Dönüşüm Sınırları
Bazen çarpma-kayma veya tutucu sınır olarak adlandırılan bir dönüşüm sınırı, litosferik plakaların yatay düzlemde birbirlerinin yanından kaydığı yerdir. Bu hareket, levhalardan birinin üzerinde duran ve sınır boyunca karşı levhaya bakan bir gözlemcinin bakış açısına göre tanımlanır. Dekstral, sağ-yanal olarak da bilinen hareket, karşı plakanın sağa doğru hareketini tanımlar. Sol yanal olarak da bilinen sinistral hareket, karşı plakanın sola doğru hareket ettiğini tanımlar.
Dönüşüm sınırlarının çoğu okyanus tabanında, okyanus ortası sırtların etrafında bulunur. Bu sınırlar, sırtta meydana gelen farklı yayılma oranlarını karşılamak için depremsiz transform faylarla dolu asismik kırık bölgeleri oluşturur.

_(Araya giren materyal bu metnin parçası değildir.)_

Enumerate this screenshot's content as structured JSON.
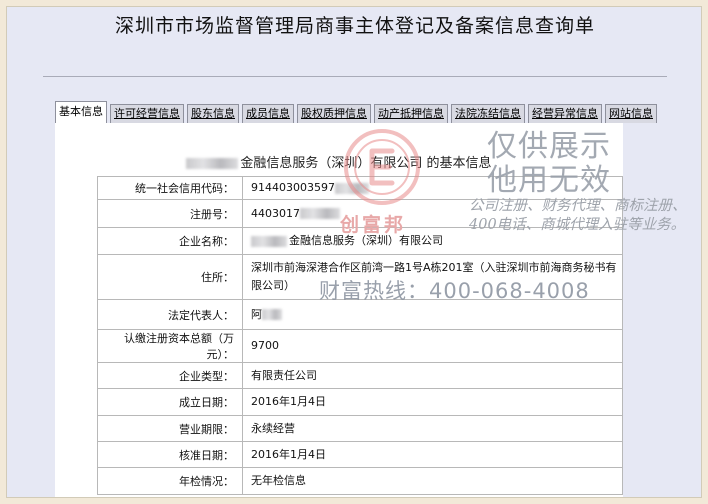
{
  "page": {
    "title": "深圳市市场监督管理局商事主体登记及备案信息查询单"
  },
  "tabs": [
    {
      "label": "基本信息",
      "active": true
    },
    {
      "label": "许可经营信息",
      "active": false
    },
    {
      "label": "股东信息",
      "active": false
    },
    {
      "label": "成员信息",
      "active": false
    },
    {
      "label": "股权质押信息",
      "active": false
    },
    {
      "label": "动产抵押信息",
      "active": false
    },
    {
      "label": "法院冻结信息",
      "active": false
    },
    {
      "label": "经营异常信息",
      "active": false
    },
    {
      "label": "网站信息",
      "active": false
    }
  ],
  "company": {
    "heading": "金融信息服务（深圳）有限公司 的基本信息"
  },
  "fields": [
    {
      "label": "统一社会信用代码：",
      "value": "914403003597"
    },
    {
      "label": "注册号：",
      "value": "4403017"
    },
    {
      "label": "企业名称：",
      "value": "金融信息服务（深圳）有限公司"
    },
    {
      "label": "住所：",
      "value": "深圳市前海深港合作区前湾一路1号A栋201室（入驻深圳市前海商务秘书有限公司）"
    },
    {
      "label": "法定代表人：",
      "value": "阿"
    },
    {
      "label": "认缴注册资本总额（万元）：",
      "value": "9700"
    },
    {
      "label": "企业类型：",
      "value": "有限责任公司"
    },
    {
      "label": "成立日期：",
      "value": "2016年1月4日"
    },
    {
      "label": "营业期限：",
      "value": "永续经营"
    },
    {
      "label": "核准日期：",
      "value": "2016年1月4日"
    },
    {
      "label": "年检情况：",
      "value": "无年检信息"
    }
  ],
  "watermark": {
    "brand": "创富邦",
    "line1": "仅供展示",
    "line2": "他用无效",
    "services": "公司注册、财务代理、商标注册、400电话、商城代理入驻等业务。",
    "hotline": "财富热线：400-068-4008",
    "color": "#e88b8b"
  }
}
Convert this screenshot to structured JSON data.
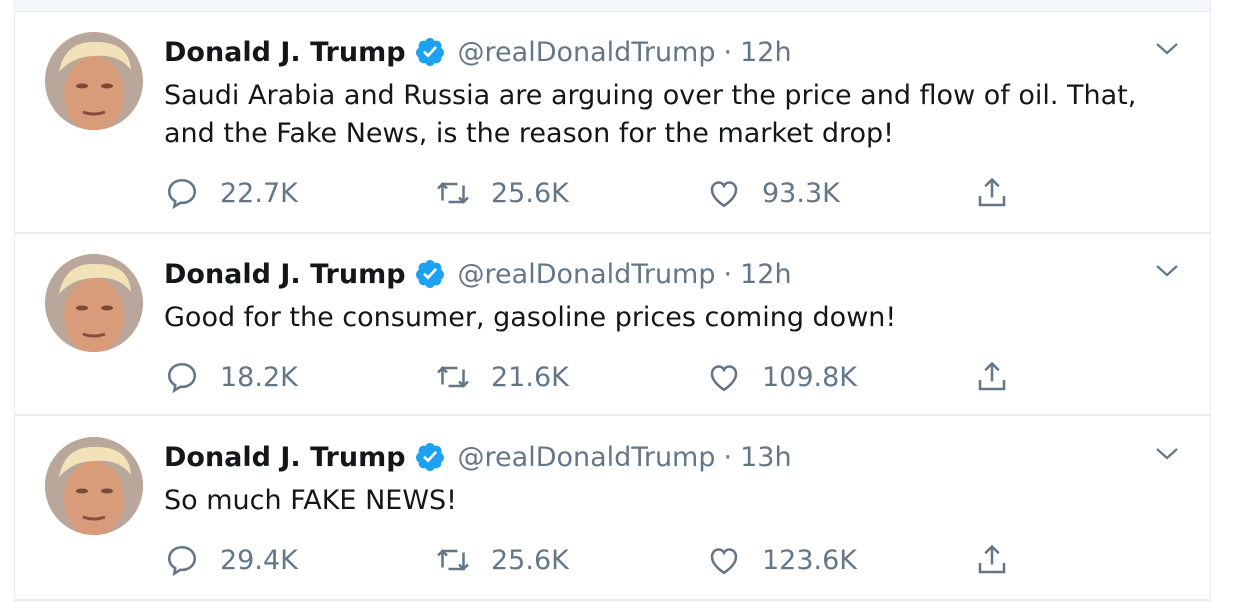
{
  "colors": {
    "verified_blue": "#1da1f2",
    "secondary_text": "#657786",
    "primary_text": "#14171a",
    "divider": "#e6ecf0"
  },
  "icons": {
    "reply": "reply-icon",
    "retweet": "retweet-icon",
    "like": "like-icon",
    "share": "share-icon",
    "verified": "verified-badge-icon",
    "more": "chevron-down-icon"
  },
  "tweets": [
    {
      "name": "Donald J. Trump",
      "handle": "@realDonaldTrump",
      "separator": "·",
      "time": "12h",
      "text": "Saudi Arabia and Russia are arguing over the price and flow of oil. That, and the Fake News, is the reason for the market drop!",
      "replies": "22.7K",
      "retweets": "25.6K",
      "likes": "93.3K"
    },
    {
      "name": "Donald J. Trump",
      "handle": "@realDonaldTrump",
      "separator": "·",
      "time": "12h",
      "text": "Good for the consumer, gasoline prices coming down!",
      "replies": "18.2K",
      "retweets": "21.6K",
      "likes": "109.8K"
    },
    {
      "name": "Donald J. Trump",
      "handle": "@realDonaldTrump",
      "separator": "·",
      "time": "13h",
      "text": "So much FAKE NEWS!",
      "replies": "29.4K",
      "retweets": "25.6K",
      "likes": "123.6K"
    }
  ]
}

Bazı transformasyon sınırları, çok az dağ yapımı veya volkanizma ile başta depremler olmak üzere önemli sismik faaliyetler üretir. Bu tür bir dönüşüm sınırı, levha tektonik gerilmelerinin yüzeye aktarıldığı yerlerde gelişen tek bir fay veya bir dizi fay içerebilir. Diğer aktif sınır türlerinde olduğu gibi, levhalar birbirlerini keserek geçemezlerse tektonik kuvvetler birikmeye devam edecektir. Levhalar arasında biriken enerji aniden serbest kalırsa, sonuç bir deprem olur.
İnsanlığın gözünde en önemli transform faylar kıtasal plakalar içinde meydana gelir ve sıklıkla orta ila büyük büyüklükte depremler üreten bir kesme hareketine sahiptir. Önemli örnekler arasında Kaliforniya'daki San Andreas Fayı, Türkiye'deki Kuzey ve Doğu Anadolu Fayları, Orta Asya'daki Altın Tağ Fayı ve Yeni Zelanda'daki Alp Fayı sayılabilir.
Transpresyon ve Transtansiyon
Transform faylar boyunca kıvrımlar, ikincil faylanma bölgelerine neden olan sıkıştırma veya genişletme kuvvetleri oluşturabilir. Transpresyon, kesme hareketine ek olarak bir sıkıştırma bileşeninin olduğu durumlarda meydana gelir. Bu kuvvetler, karşıt plakaların birbirlerinin yanından kaymasının kısıtlandığı bükülme alanı etrafında oluşur. Kuvvetler birikmeye devam ettikçe, fayın etrafındaki sınırlayıcı kıvrımda dağlar oluştururlar. San Andreas Fayı'nın güney kesiminde yer alan Big Bend bölgesi, birçok dağın inşa edildiği, hareket ettiği ve hatta döndüğü geniş bir transpresyon alanı içerir.
Transtansiyon bölgeleri, plakaların genişleme kuvvetleri tarafından birbirinden ayrıldığı bir serbest bırakma kıvrımı içeren bir fay gerektirir. Depresyonlar ve bazen volkanizma, fay boyunca serbest bırakma kıvrımında gelişir. İsrail ve Ürdün arasında bulunan Ölü Deniz ve Kaliforniya'daki Salton Denizi, transtensiyonel güçler tarafından oluşturulan havzalara örnektir.
Delme Noktaları
Jeolojik bir özellik bir fay tarafından kesildiğinde, buna delme noktası denir. Delme noktaları, özellikle dönüşüm sınırları boyunca geçmiş fay hareketini yeniden oluşturmak için çok kullanışlıdır. Transform faylar benzersizdir, çünkü yatay hareketleri jeolojik bir özelliği nispeten sağlam tutar ve ne olduğunun kaydını korur. Diğer fay türleri -normal ve ters- daha yıkıcı olma eğilimindedir, bu özellikleri belirsizleştirir veya yok eder. En iyi delme noktası türü, jeolojik bir özelliğin fay hareketiyle ayrılmış kısımlarını eşleştirmek için kullanılan benzersiz desenler içerir. Delinme noktaları üzerinde yapılan detaylı çalışmalar, San Andreas Fayı'nın son 20 milyon yılda 225 km'nin üzerinde bir hareket yaşadığını ve bu hareketin üç farklı fay izinde meydana geldiğini göstermektedir.